The following day this has an appointment with Gagnaire at his restaurant on a corner of the rue Balzac. You could call their collaboration a tech transfer. "Mad," says This affectionately of his collaborator in the taxi on the way there. "Even madder than me."
Gagnaire is a little late, fresh off the Eurostar from a conference in London. He has a world-weary mien, or maybe he's just tired: intense pale blue eyes, an angular nose, a slight beard, flopping hair—a corsair in chef's whites. The two men embrace happily on meeting and quickly settle down to business in the salon adjoining the dining room. This's laptop comes out, and notebooks appear on the table. This begins serving up a generous helping of ideas, his mind racing; Gagnaire keeps up, peppering him with questions, taking notes, riffing on This's suggestions. Yes, yes, the texture of a taste is very important, says Gagnaire during a discussion of various jelling agents like methylcellulose and alginates. A taste can change with a change in the texture or the surface of the food. Which scientist, Gagnaire wants to know, has studied the effect of surfaces on taste? Later, This reviews plans for an upcoming dinner in which each dish will be named for a scientist and evoke his work: le dessert Einstein, le plat Faraday, la sauce Pasteur.
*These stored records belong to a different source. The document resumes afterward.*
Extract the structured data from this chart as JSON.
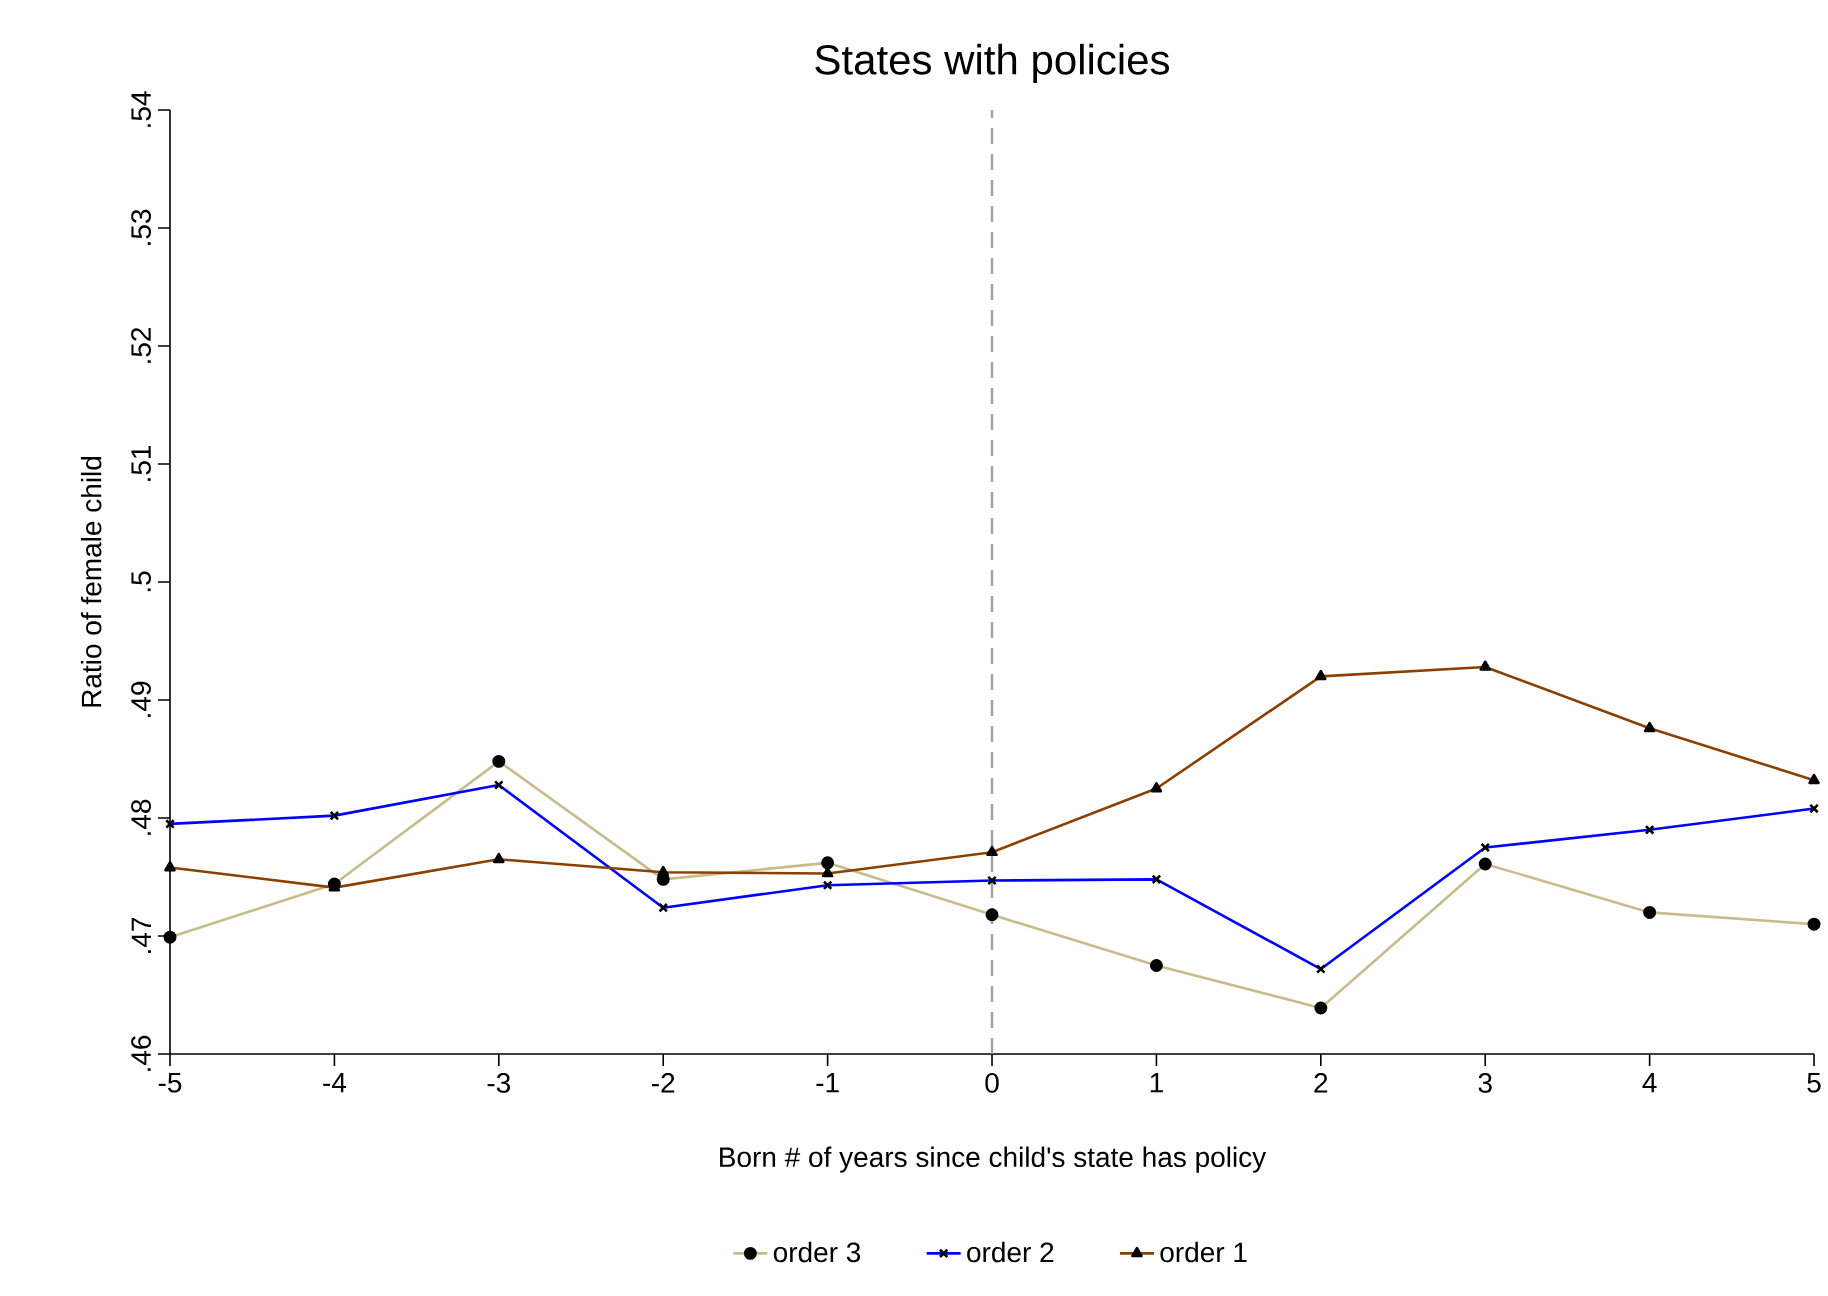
{
  "chart_data": {
    "type": "line",
    "title": "States with policies",
    "xlabel": "Born # of years since child's state has policy",
    "ylabel": "Ratio of female child",
    "x": [
      -5,
      -4,
      -3,
      -2,
      -1,
      0,
      1,
      2,
      3,
      4,
      5
    ],
    "xlim": [
      -5,
      5
    ],
    "xticks": [
      -5,
      -4,
      -3,
      -2,
      -1,
      0,
      1,
      2,
      3,
      4,
      5
    ],
    "ylim": [
      0.46,
      0.54
    ],
    "yticks": [
      {
        "value": 0.46,
        "label": ".46"
      },
      {
        "value": 0.47,
        "label": ".47"
      },
      {
        "value": 0.48,
        "label": ".48"
      },
      {
        "value": 0.49,
        "label": ".49"
      },
      {
        "value": 0.5,
        "label": ".5"
      },
      {
        "value": 0.51,
        "label": ".51"
      },
      {
        "value": 0.52,
        "label": ".52"
      },
      {
        "value": 0.53,
        "label": ".53"
      },
      {
        "value": 0.54,
        "label": ".54"
      }
    ],
    "series": [
      {
        "name": "order 3",
        "color": "#c9bc8c",
        "marker": "circle",
        "values": [
          0.4699,
          0.4744,
          0.4848,
          0.4748,
          0.4762,
          0.4718,
          0.4675,
          0.4639,
          0.4761,
          0.472,
          0.471
        ]
      },
      {
        "name": "order 2",
        "color": "#0000ff",
        "marker": "cross",
        "values": [
          0.4795,
          0.4802,
          0.4828,
          0.4724,
          0.4743,
          0.4747,
          0.4748,
          0.4672,
          0.4775,
          0.479,
          0.4808
        ]
      },
      {
        "name": "order 1",
        "color": "#8b4000",
        "marker": "triangle",
        "values": [
          0.4758,
          0.4741,
          0.4765,
          0.4754,
          0.4753,
          0.4771,
          0.4825,
          0.492,
          0.4928,
          0.4876,
          0.4832
        ]
      }
    ],
    "ref_lines": [
      {
        "axis": "x",
        "value": 0,
        "color": "#a0a0a0",
        "line_style": "dashed"
      }
    ],
    "grid": false,
    "legend": "bottom",
    "line_style": "solid"
  }
}
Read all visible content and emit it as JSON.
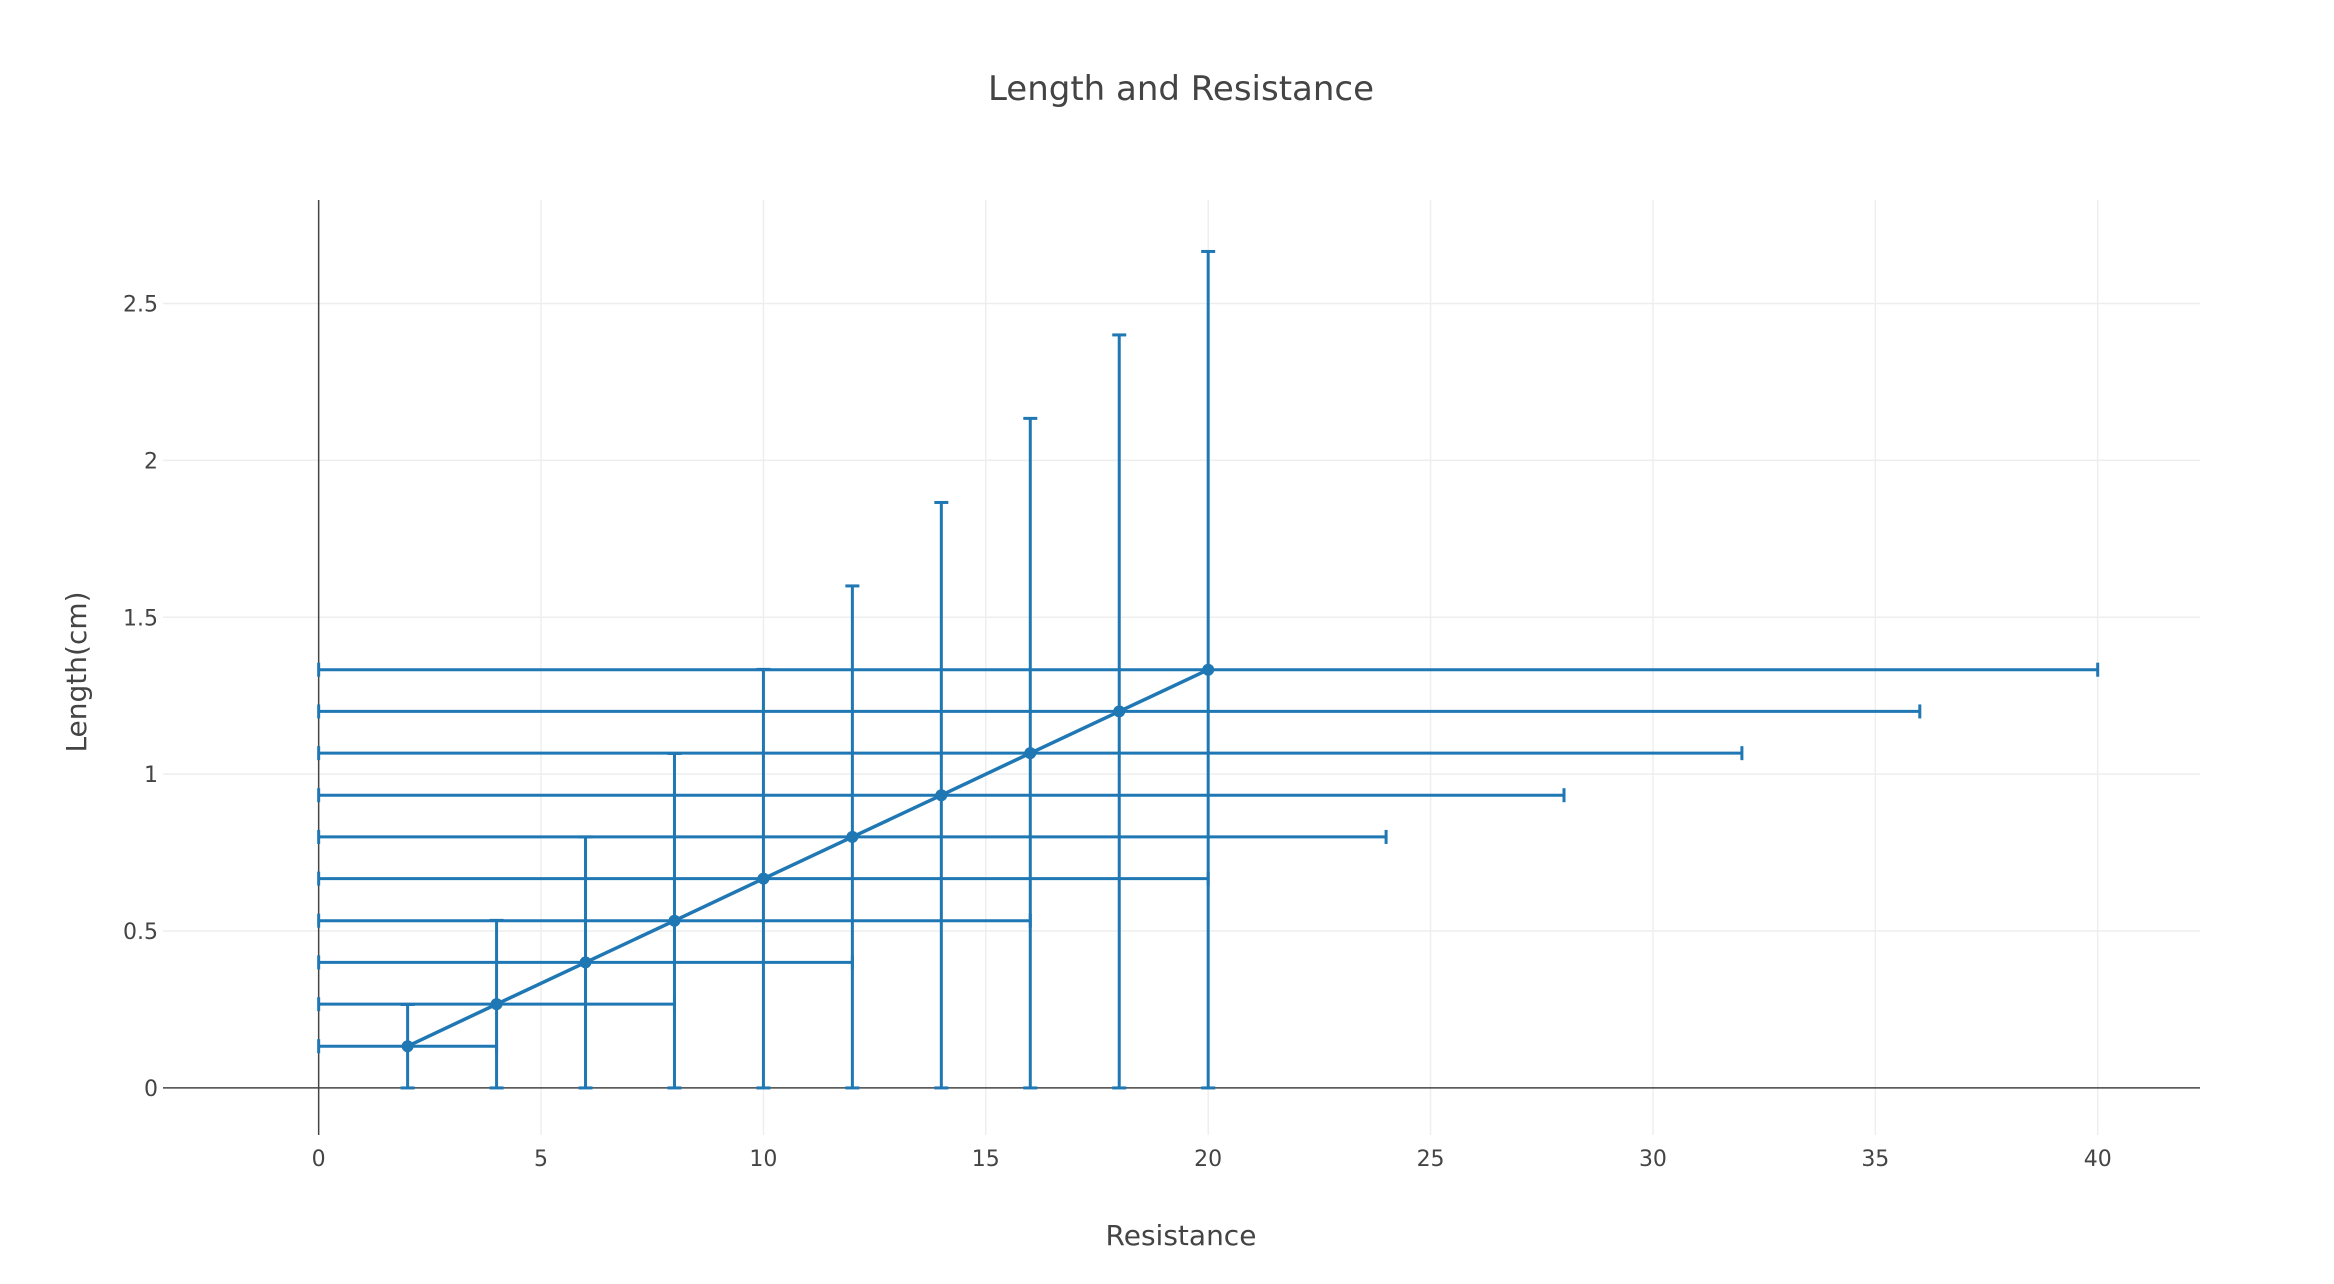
{
  "chart_data": {
    "type": "line",
    "title": "Length and Resistance",
    "xlabel": "Resistance",
    "ylabel": "Length(cm)",
    "xlim": [
      -3.5,
      42.3
    ],
    "ylim": [
      -0.15,
      2.83
    ],
    "xticks": [
      0,
      5,
      10,
      15,
      20,
      25,
      30,
      35,
      40
    ],
    "yticks": [
      0,
      0.5,
      1,
      1.5,
      2,
      2.5
    ],
    "xtick_labels": [
      "0",
      "5",
      "10",
      "15",
      "20",
      "25",
      "30",
      "35",
      "40"
    ],
    "ytick_labels": [
      "0",
      "0.5",
      "1",
      "1.5",
      "2",
      "2.5"
    ],
    "grid": true,
    "color": "#1f77b4",
    "series": [
      {
        "x": [
          2,
          4,
          6,
          8,
          10,
          12,
          14,
          16,
          18,
          20
        ],
        "y": [
          0.133,
          0.267,
          0.4,
          0.533,
          0.667,
          0.8,
          0.933,
          1.067,
          1.2,
          1.333
        ],
        "error_x": [
          2,
          4,
          6,
          8,
          10,
          12,
          14,
          16,
          18,
          20
        ],
        "error_y": [
          0.133,
          0.267,
          0.4,
          0.533,
          0.667,
          0.8,
          0.933,
          1.067,
          1.2,
          1.333
        ]
      }
    ]
  }
}
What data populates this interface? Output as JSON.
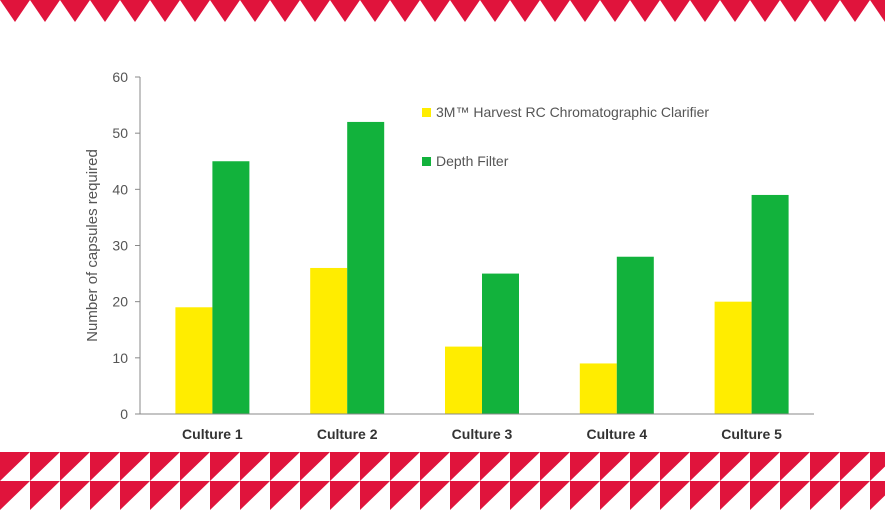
{
  "chart_data": {
    "type": "bar",
    "categories": [
      "Culture 1",
      "Culture 2",
      "Culture 3",
      "Culture 4",
      "Culture 5"
    ],
    "series": [
      {
        "name": "3M™ Harvest RC Chromatographic Clarifier",
        "values": [
          19,
          26,
          12,
          9,
          20
        ],
        "color": "#FFED00"
      },
      {
        "name": "Depth Filter",
        "values": [
          45,
          52,
          25,
          28,
          39
        ],
        "color": "#12B23C"
      }
    ],
    "ylabel": "Number of capsules required",
    "ylim": [
      0,
      60
    ],
    "yticks": [
      0,
      10,
      20,
      30,
      40,
      50,
      60
    ],
    "grid": false,
    "legend_position": "top-right"
  },
  "theme": {
    "band_color": "#E0143C",
    "axis_color": "#888888"
  }
}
"OK, d'accord," Gagnaire says gallantly. Jazz plays softly over the restaurant's sound system. There's a clink of cutlery, a murmur of appreciative conversation from the dining room. Fleets of beautiful little dishes begin to arrive. One, a dish of sweet mild scallops and mussels in a pool of consommé, is enlivened by a rust-colored cream of araignée de mer—spider crab—that floods the mouth and nose with sea aromas. Beside it sits a salad of meaty tomatoes, with tangled greens and seaweed on a sauce dark as night, and white wind crystals, the ethereal meringues that Gagnaire impregnates with black olives. It's a deceptively simple combination: plush tomatoes, the tang of slippery seaweed, the meringue crisp and sweetish at first bite, then soft and pungent with olive on the inside.
As soon as this dish is whisked away, I want more. Jean-Anthelme Brillat-Savarin, the original gastronome, was on to something. "The creation of a new dish," he wrote in The Physiology of Taste, "does more for the happiness of mankind than the discovery of a new star." If Nicholas Kurti is the father of molecular gastronomy, and Hervé This is its son, then Brillat-Savarin surely is its holy ghost.